Saying “be nice” is nothing like saying “be kind”. The two phrases are worlds apart.
First, consider how a British man living in Holland says the Dutch seem “rude” (to him the opposite of nice) because of what he deems an egalitarian approach (data sharing) to risk management.
The constant need to defend against flooding also had a profound impact: with one person’s land at risk if another failed to maintain their dikes, it was essential that decisions be made collectively.
That’s not really accurate. Armies have constant need to defend, yet decisions do not need to be made collectively. It wasn’t a need to defend against water that led to a Dutch “directness” against lying and cheating, also known as holding people accountable.
Others have tried to put a humorous spin on the real reasoning, related to a sense of justice and equality:
Apart from cheese and tulips, the main product of the country is advocaat, a drink made from lawyers.
A freedom to speak the truth or even just detect and document what is happening was a method to resist attempts at denial (non-repudiation), which were early integrity controls related to Dutch distaste for Spanish religion-based rule 1556 to 1581.
Calvinist religion had a large impact on national identity because the Dutch associated Catholicism with Spanish oppression. From that moment on, “Calvinism dictated the individual responsibility for moral salvage from the sinful world through introspection, total honesty, soberness, rejection of ‘pleasure’ as well as the ‘enjoyment’ of wealth,” writes Breukel in an article on Dutch business culture published on her website.
Everyone speaking their mind (a methodology of truth-seeking as offensive measures) enabled popular resistance to a form of top-down management where an autocrat could never be wrong (never be brought to justice by lawyers) because even the laws were autocratically controlled.
This is the philosophical split between a set of inherited rights versus controlled rights, an ancient ethics distinction which I often refer to in my talks about why artificial intelligence can be so unsafe.
The real product today of the Beeldenstorm of 1566 (Iconoclasm) is that the Dutch aren’t very religious.
The British by comparison tend to lean on the concept of being “rude” as a social enforcement mechanism.
Everyone in England is supposed to be trying to pull together on a collective goal (e.g. winning against adversaries, staying in a queue during WWI or WWII) as a different form of resistance to imposed authority.

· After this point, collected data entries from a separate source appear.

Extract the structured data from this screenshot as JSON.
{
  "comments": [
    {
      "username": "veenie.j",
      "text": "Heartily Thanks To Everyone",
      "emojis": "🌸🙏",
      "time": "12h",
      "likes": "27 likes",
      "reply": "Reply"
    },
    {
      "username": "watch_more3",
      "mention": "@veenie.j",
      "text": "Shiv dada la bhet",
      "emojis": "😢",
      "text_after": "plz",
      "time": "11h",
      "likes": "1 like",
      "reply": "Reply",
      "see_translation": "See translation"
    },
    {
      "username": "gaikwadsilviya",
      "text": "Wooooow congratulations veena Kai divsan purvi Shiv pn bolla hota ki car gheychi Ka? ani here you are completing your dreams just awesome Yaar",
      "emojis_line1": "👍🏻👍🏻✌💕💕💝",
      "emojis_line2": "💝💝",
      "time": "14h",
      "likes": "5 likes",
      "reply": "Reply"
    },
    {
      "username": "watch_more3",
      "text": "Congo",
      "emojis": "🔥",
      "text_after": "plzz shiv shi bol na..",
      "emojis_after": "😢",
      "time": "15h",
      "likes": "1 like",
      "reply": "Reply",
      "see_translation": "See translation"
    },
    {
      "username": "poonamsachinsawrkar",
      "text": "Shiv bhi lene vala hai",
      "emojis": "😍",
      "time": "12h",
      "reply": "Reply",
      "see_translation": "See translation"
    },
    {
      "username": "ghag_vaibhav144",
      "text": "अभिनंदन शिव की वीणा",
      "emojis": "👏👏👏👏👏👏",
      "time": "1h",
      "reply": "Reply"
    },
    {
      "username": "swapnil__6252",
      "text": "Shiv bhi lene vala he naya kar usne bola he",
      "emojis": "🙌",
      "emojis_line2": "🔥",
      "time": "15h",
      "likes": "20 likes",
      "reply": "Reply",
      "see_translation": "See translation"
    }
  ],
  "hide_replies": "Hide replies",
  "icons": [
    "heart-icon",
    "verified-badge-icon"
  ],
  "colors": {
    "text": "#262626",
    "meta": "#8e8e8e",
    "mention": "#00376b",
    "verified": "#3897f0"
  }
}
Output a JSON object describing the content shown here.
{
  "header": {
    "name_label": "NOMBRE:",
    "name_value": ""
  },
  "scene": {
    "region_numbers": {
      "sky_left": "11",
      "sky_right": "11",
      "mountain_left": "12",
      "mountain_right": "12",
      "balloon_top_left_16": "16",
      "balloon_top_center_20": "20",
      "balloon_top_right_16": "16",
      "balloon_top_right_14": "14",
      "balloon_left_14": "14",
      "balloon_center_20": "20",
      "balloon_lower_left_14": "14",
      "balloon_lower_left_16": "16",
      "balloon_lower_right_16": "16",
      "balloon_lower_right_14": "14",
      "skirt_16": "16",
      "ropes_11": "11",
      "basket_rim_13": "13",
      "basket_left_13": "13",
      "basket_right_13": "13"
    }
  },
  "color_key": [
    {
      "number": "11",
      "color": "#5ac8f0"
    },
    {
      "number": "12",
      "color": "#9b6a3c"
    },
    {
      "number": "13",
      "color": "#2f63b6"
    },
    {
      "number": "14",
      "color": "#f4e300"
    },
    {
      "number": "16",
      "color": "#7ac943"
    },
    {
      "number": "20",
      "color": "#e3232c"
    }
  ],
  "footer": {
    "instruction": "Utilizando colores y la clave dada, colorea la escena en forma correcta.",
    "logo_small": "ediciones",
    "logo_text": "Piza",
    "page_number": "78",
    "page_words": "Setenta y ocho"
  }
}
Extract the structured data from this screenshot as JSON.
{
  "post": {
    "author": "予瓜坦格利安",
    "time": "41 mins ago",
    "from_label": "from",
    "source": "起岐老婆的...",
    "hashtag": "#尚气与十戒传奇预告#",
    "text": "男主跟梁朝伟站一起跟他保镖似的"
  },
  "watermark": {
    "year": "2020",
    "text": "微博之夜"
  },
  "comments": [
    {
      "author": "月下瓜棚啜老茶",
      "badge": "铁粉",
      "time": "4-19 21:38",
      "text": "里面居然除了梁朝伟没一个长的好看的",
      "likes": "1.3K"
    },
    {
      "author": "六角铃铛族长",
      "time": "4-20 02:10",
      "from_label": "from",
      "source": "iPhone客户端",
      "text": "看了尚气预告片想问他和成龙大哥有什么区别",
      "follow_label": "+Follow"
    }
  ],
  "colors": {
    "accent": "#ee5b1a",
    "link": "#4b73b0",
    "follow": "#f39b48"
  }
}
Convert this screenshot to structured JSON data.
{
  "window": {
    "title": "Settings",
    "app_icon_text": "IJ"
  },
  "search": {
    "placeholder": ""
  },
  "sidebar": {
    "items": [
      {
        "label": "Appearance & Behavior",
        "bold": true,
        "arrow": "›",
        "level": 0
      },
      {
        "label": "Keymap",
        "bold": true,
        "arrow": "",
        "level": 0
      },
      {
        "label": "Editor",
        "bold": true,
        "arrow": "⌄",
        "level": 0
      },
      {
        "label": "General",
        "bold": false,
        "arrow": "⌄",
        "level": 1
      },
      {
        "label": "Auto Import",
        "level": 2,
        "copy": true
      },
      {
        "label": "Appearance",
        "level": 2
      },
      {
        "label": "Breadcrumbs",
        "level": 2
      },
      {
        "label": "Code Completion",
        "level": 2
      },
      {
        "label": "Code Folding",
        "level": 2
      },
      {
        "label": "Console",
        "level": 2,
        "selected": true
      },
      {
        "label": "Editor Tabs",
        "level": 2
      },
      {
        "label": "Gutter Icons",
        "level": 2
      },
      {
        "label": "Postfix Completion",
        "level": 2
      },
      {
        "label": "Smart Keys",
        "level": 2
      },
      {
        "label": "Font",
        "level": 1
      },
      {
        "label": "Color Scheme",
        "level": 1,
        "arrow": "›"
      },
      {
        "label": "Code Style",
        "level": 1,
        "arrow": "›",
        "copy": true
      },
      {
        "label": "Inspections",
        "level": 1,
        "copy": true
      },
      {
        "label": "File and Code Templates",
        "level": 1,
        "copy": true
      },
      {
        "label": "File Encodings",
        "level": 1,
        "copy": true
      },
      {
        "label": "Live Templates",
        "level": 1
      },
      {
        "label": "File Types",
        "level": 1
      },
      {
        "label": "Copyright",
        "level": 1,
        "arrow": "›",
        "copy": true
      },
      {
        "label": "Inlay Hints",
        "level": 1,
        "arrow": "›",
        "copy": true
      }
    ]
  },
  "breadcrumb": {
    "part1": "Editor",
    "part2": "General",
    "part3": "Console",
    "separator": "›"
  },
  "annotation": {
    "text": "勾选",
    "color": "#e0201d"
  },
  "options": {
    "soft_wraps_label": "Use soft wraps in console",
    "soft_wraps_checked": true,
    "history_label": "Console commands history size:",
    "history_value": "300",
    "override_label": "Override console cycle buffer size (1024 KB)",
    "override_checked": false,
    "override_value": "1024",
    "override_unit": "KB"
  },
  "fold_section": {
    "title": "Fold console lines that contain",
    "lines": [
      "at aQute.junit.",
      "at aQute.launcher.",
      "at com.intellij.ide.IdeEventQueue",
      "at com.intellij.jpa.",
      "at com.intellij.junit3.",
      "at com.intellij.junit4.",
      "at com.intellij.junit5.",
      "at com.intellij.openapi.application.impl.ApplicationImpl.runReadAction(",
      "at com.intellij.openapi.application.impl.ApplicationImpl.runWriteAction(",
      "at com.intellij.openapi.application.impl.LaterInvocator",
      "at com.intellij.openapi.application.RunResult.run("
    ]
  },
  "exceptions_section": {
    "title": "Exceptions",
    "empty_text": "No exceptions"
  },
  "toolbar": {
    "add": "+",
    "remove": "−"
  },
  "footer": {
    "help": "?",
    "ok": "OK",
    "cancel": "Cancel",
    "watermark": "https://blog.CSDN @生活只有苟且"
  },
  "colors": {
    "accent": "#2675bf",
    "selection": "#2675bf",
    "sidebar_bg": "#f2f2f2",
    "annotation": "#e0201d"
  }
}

There’s actually less divergence between the two cultures than implied just because Holland dealt with Spanish inquisition while England… dealt with its own set of threats.
Second, while being “nice” is an act of self-erasure supposedly in the interest of others — whether society or a single authority — it’s the opposite of what’s being discussed above in terms of risk and information sharing. It’s literally a form of ignorance.
Nice didn’t always mean what it means today. “Nice” comes from the Latin nescius, which literally means, “not-knowing” (from ne, “not,” and scire, “to know.”) Even centuries later, when the word found its way into Middle English, that meaning more-or-less remained the same: “nice” still connoted ignorance. If you were “nice,” that meant you were simple, foolish, daft—an idiot.
This all begs the question whether people think of others in terms of an actual greater good (e.g. lowland flooding) or simply erasing themselves at the behest of random request to not have independent thoughts. Holland is the former and Texas is a great example of the latter (e.g. it’s not “nice” to talk about real history such as a racist state founded to perpetuate and expand slavery alone). Did you know in 1836 that America used an official “Gag rule” to deny Americans the right to speak the truth about slavery?
In fact, Texas and Florida history clearly shows they are states with a total lack of accountability and an idealized model of business profit and ascent to power. They are doing statewide what has been celebrated in popular American spectator events that reward niceness (lying) like NASCAR and Football. Being nice in America may mean peddling catchy “know nothing” ignorance as a means of privileged profit by doing harm to others, which also explains why the unkindness of “tipping” is still a thing.